Miles Davis avait l’habitude de jouer les yeux fermés et en tournant le dos au public. Certains y voient de l’impolitesse. Lui parlait de concentration. Il répondait aussi qu’un chef d’orchestre ne tourne jamais le dos à ses musiciens. Moi, j’émets l’hypothèse, après cette visite dans son monde, que c’était peut-être le seul moment où son orgueil démesuré s’inclinait, sa vanité capitulait, son égocentrisme fléchissait, et où il acceptait de s’effacer au profit de son grand amour :

La musique.

Bellâm

P.-S.

L’exposition, installée sur 800 m2 et divisée en huit espaces thématiques correspondant chacun à une « période » musicale de Miles Davis, Confiée à l’atelier Projectiles, une scénographie innovante entièrement pensée en fonction de la musique, proposera de petits salons acoustiques en forme de sourdines, le son live de concerts projetés à grande échelle et un dispositif « plug and play » inédit, qui permettra aux visiteurs de brancher des casques en face de repères d’écoutes, notamment leurs casques personnels !

Commissaire : Vincent Bessières, journaliste, rédacteur en chef adjoint du magazine Jazzman Commissaire associé : Eric de Visscher, directeur du Musée de la musique

Catalogue, sous la direction de Vincent Bessières.
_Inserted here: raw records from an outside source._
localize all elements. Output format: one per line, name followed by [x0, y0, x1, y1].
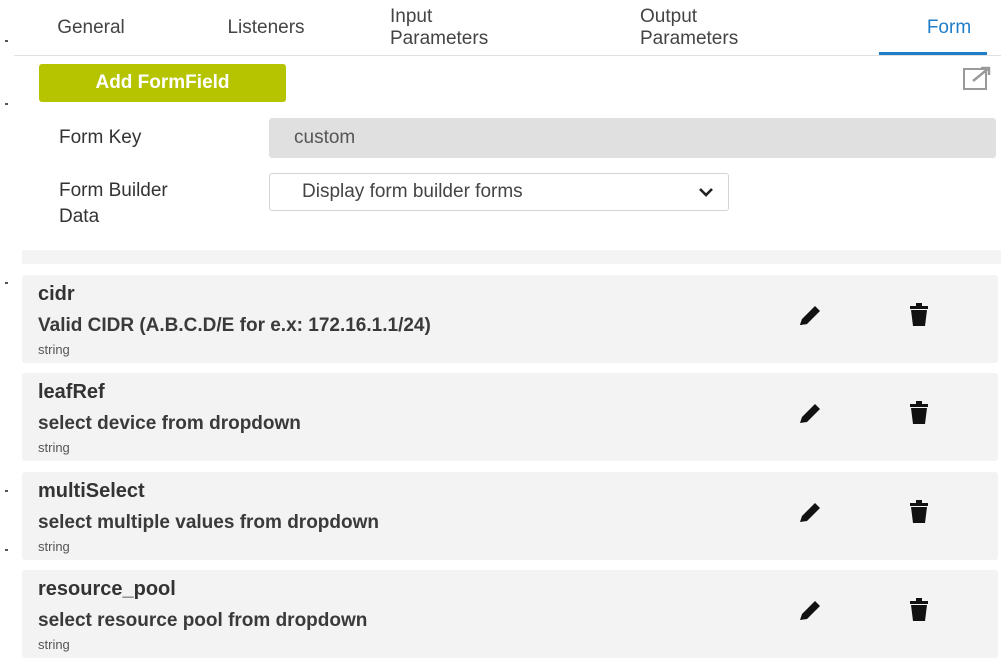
properties-panel: General Listeners Input Parameters Outpu… — [14, 0, 1001, 667]
open-in-new-icon[interactable] — [962, 66, 992, 92]
tab-label-line2: Parameters — [390, 28, 489, 49]
field-type: string — [38, 440, 70, 455]
edge-mark — [5, 40, 8, 42]
pencil-icon[interactable] — [797, 500, 823, 526]
tab-bar: General Listeners Input Parameters Outpu… — [14, 0, 1001, 56]
form-key-label: Form Key — [59, 127, 142, 148]
field-name: leafRef — [38, 381, 105, 403]
tab-label: General — [57, 17, 125, 38]
form-builder-data-label: Form Builder Data — [59, 178, 168, 230]
field-description: select device from dropdown — [38, 413, 301, 434]
tab-input-parameters[interactable]: Input Parameters — [390, 0, 560, 56]
select-value: Display form builder forms — [302, 181, 523, 202]
field-type: string — [38, 637, 70, 652]
left-edge-strip — [0, 0, 14, 667]
trash-icon[interactable] — [908, 303, 930, 327]
field-name: resource_pool — [38, 578, 176, 600]
field-type: string — [38, 342, 70, 357]
section-divider — [22, 250, 1001, 264]
form-field-card: resource_pool select resource pool from … — [22, 570, 998, 658]
pencil-icon[interactable] — [797, 303, 823, 329]
field-name: cidr — [38, 283, 75, 305]
form-field-card: multiSelect select multiple values from … — [22, 472, 998, 560]
pencil-icon[interactable] — [797, 598, 823, 624]
edge-mark — [5, 282, 8, 284]
edge-mark — [5, 549, 8, 551]
tab-listeners[interactable]: Listeners — [196, 0, 336, 56]
form-builder-label-line1: Form Builder — [59, 180, 168, 201]
tab-label: Form — [926, 17, 972, 38]
field-description: Valid CIDR (A.B.C.D/E for e.x: 172.16.1.… — [38, 315, 431, 336]
trash-icon[interactable] — [908, 500, 930, 524]
active-tab-indicator — [879, 52, 987, 55]
field-type: string — [38, 539, 70, 554]
field-description: select resource pool from dropdown — [38, 610, 368, 631]
tab-label: Listeners — [227, 17, 305, 38]
field-name: multiSelect — [38, 480, 145, 502]
pencil-icon[interactable] — [797, 401, 823, 427]
trash-icon[interactable] — [908, 598, 930, 622]
form-field-card: leafRef select device from dropdown stri… — [22, 373, 998, 461]
form-builder-label-line2: Data — [59, 206, 100, 227]
tab-label-line2: Parameters — [640, 28, 739, 49]
tab-label-line1: Output — [640, 6, 698, 27]
trash-icon[interactable] — [908, 401, 930, 425]
edge-mark — [5, 103, 8, 105]
form-key-field[interactable] — [269, 118, 996, 158]
tab-general[interactable]: General — [32, 0, 150, 56]
field-description: select multiple values from dropdown — [38, 512, 380, 533]
chevron-down-icon — [699, 188, 713, 197]
edge-mark — [5, 490, 8, 492]
add-formfield-button[interactable]: Add FormField — [39, 64, 286, 102]
form-builder-data-select[interactable]: Display form builder forms — [269, 173, 729, 211]
tab-label-line1: Input — [390, 6, 433, 27]
tab-form[interactable]: Form — [914, 0, 984, 56]
form-field-card: cidr Valid CIDR (A.B.C.D/E for e.x: 172.… — [22, 275, 998, 363]
tab-output-parameters[interactable]: Output Parameters — [640, 0, 820, 56]
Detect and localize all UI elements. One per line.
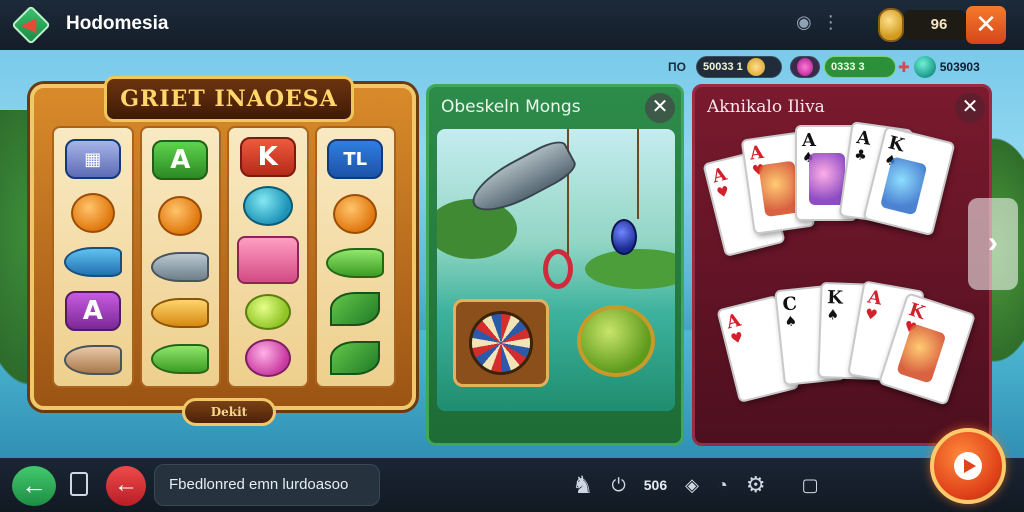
top-icons: ◉ ⋮ xyxy=(796,12,840,33)
slot-symbol-swirl-icon xyxy=(242,186,293,227)
gold-coin-icon xyxy=(878,8,904,42)
roulette-wheel-icon[interactable] xyxy=(453,299,549,387)
slot-symbol-fish-icon xyxy=(244,293,291,330)
slot-symbol-palm-icon xyxy=(330,340,381,375)
slot-symbol-a-icon: A xyxy=(152,140,209,180)
settings-dot-icon[interactable]: ◉ xyxy=(796,12,812,33)
close-button[interactable]: ✕ xyxy=(966,6,1006,44)
fishing-game-panel[interactable]: Obeskeln Mongs ✕ xyxy=(426,84,684,446)
next-arrow-icon[interactable]: › xyxy=(968,198,1018,290)
slot-symbol-shell-icon xyxy=(158,196,203,236)
reel-2: A xyxy=(139,126,221,388)
gear-icon[interactable]: ⚙ xyxy=(746,472,766,498)
play-button[interactable] xyxy=(930,428,1006,504)
return-button[interactable]: ← xyxy=(106,466,146,506)
card-rank: K xyxy=(826,287,844,309)
more-options-icon[interactable]: ⋮ xyxy=(822,12,840,33)
ring-lure-icon xyxy=(543,249,573,289)
chat-icon[interactable]: ▢ xyxy=(802,475,819,496)
back-button[interactable]: ← xyxy=(12,466,56,506)
card-rank: C xyxy=(781,293,799,316)
blue-lure-icon xyxy=(611,219,637,255)
fishing-line xyxy=(637,129,639,219)
bottom-bar: ← ← Fbedlonred emn lurdoasoo ♞ ⏻ 506 ◈ ◔… xyxy=(0,458,1024,512)
slot-symbol-fish-icon xyxy=(151,298,210,328)
slot-symbol-palm-icon xyxy=(330,292,381,327)
document-icon[interactable] xyxy=(70,472,88,496)
slot-symbol-fish-icon xyxy=(151,252,210,282)
card-title: Aknikalo Iliva xyxy=(707,97,825,117)
search-input[interactable]: Fbedlonred emn lurdoasoo xyxy=(154,464,380,506)
status-label: ПО xyxy=(668,60,686,74)
score-value: 503903 xyxy=(939,60,980,74)
slot-symbol-leaf-icon xyxy=(151,344,210,374)
card-rank: A xyxy=(802,130,816,151)
gem-pill xyxy=(790,56,820,78)
slot-symbol-k-icon: K xyxy=(239,136,296,177)
reel-3: K xyxy=(227,126,309,388)
gem-icon xyxy=(797,58,813,76)
card-game-panel[interactable]: Aknikalo Iliva ✕ A ♥ A ♥ A ♠ A ♣ K ♠ A ♥… xyxy=(692,84,992,446)
slot-symbol-shell-icon xyxy=(333,193,378,234)
top-bar: ◀ Hodomesia ◉ ⋮ 96 ✕ xyxy=(0,0,1024,50)
reel-4: TL xyxy=(314,126,396,388)
energy-pill: 0333 3 xyxy=(824,56,896,78)
energy-value: 0333 3 xyxy=(831,61,865,73)
fishing-close-button[interactable]: ✕ xyxy=(645,93,675,123)
coin-icon xyxy=(746,58,765,76)
slot-symbol-fish-icon xyxy=(244,339,291,378)
slot-reels: ▦ A A K TL xyxy=(52,126,396,388)
globe-icon[interactable] xyxy=(913,56,936,78)
reel-1: ▦ A xyxy=(52,126,134,388)
app-logo-icon[interactable]: ◀ xyxy=(11,5,51,45)
app-title: Hodomesia xyxy=(66,13,169,34)
slot-symbol-fish-icon xyxy=(63,247,122,277)
fishing-title: Obeskeln Mongs xyxy=(441,97,581,117)
slot-badge[interactable]: Dekit xyxy=(182,398,276,426)
add-button[interactable]: ✚ xyxy=(898,59,910,76)
bottom-toolbar: ♞ ⏻ 506 ◈ ◔ ⚙ ▢ xyxy=(572,470,819,500)
pet-icon[interactable]: ♞ xyxy=(572,471,594,500)
card-art xyxy=(809,153,845,205)
slot-symbol-a-icon: A xyxy=(64,291,121,331)
balance-value: 50033 1 xyxy=(703,61,743,73)
slot-symbol-fish-icon xyxy=(63,345,122,375)
diamond-icon[interactable]: ◈ xyxy=(685,475,699,496)
slot-title: GRIET INAOESA xyxy=(104,76,354,122)
green-coin-icon[interactable] xyxy=(577,305,655,377)
slot-symbol-fish-icon xyxy=(236,235,299,284)
fish-icon xyxy=(464,135,580,223)
bottom-count: 506 xyxy=(643,477,668,493)
balance-pill: 50033 1 xyxy=(696,56,782,78)
slot-symbol-shell-icon xyxy=(70,193,115,233)
coin-count: 96 xyxy=(904,10,966,40)
slot-symbol-frog-icon xyxy=(326,247,385,278)
power-icon[interactable]: ⏻ xyxy=(612,475,626,496)
status-strip: ПО 50033 1 0333 3 ✚ 503903 xyxy=(668,54,1024,80)
island-icon xyxy=(585,249,675,289)
slot-symbol-box-icon: ▦ xyxy=(64,139,121,179)
fishing-scene xyxy=(437,129,675,411)
timer-icon[interactable]: ◔ xyxy=(717,475,728,496)
slot-symbol-tl-icon: TL xyxy=(327,139,384,180)
card-close-button[interactable]: ✕ xyxy=(955,93,985,123)
slot-machine-panel[interactable]: GRIET INAOESA ▦ A A K TL Dekit xyxy=(30,76,416,426)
Texte principal de Franck Bergerot (coédition Editions Textuel/ Cité de la musique, 216 pages, 200 illustrations, 39 e TTC)

du 16 octobre au 17 janvier 2010 Tarifs : 8 e / Tarif réduit : 4 e Horaires : Du mardi au samedi de 12h à 18h / Le dimanche de 10h à 18h Ouverture exceptionnelle jusqu’à 20h les soirs des concerts du cycle We Want Miles. 01 44 84 44 84 • www.citedelamusique.fr

Manifestations associées Un cycle de concerts We Want Miles accompagnera l’exposition, à la Cité de la musique et à la Salle Pleyel, fin octobre (avec notamment le Wayne Shorter Quarter, le Joe Lovano Nonet, Wallace Roney) et fin décembre (dont Tutu joué par son compositeur, le bassiste Marcus Miller). Des projections de films, documentaires et concerts filmés auront lieu le week-end des 31 octobre et 1er novembre.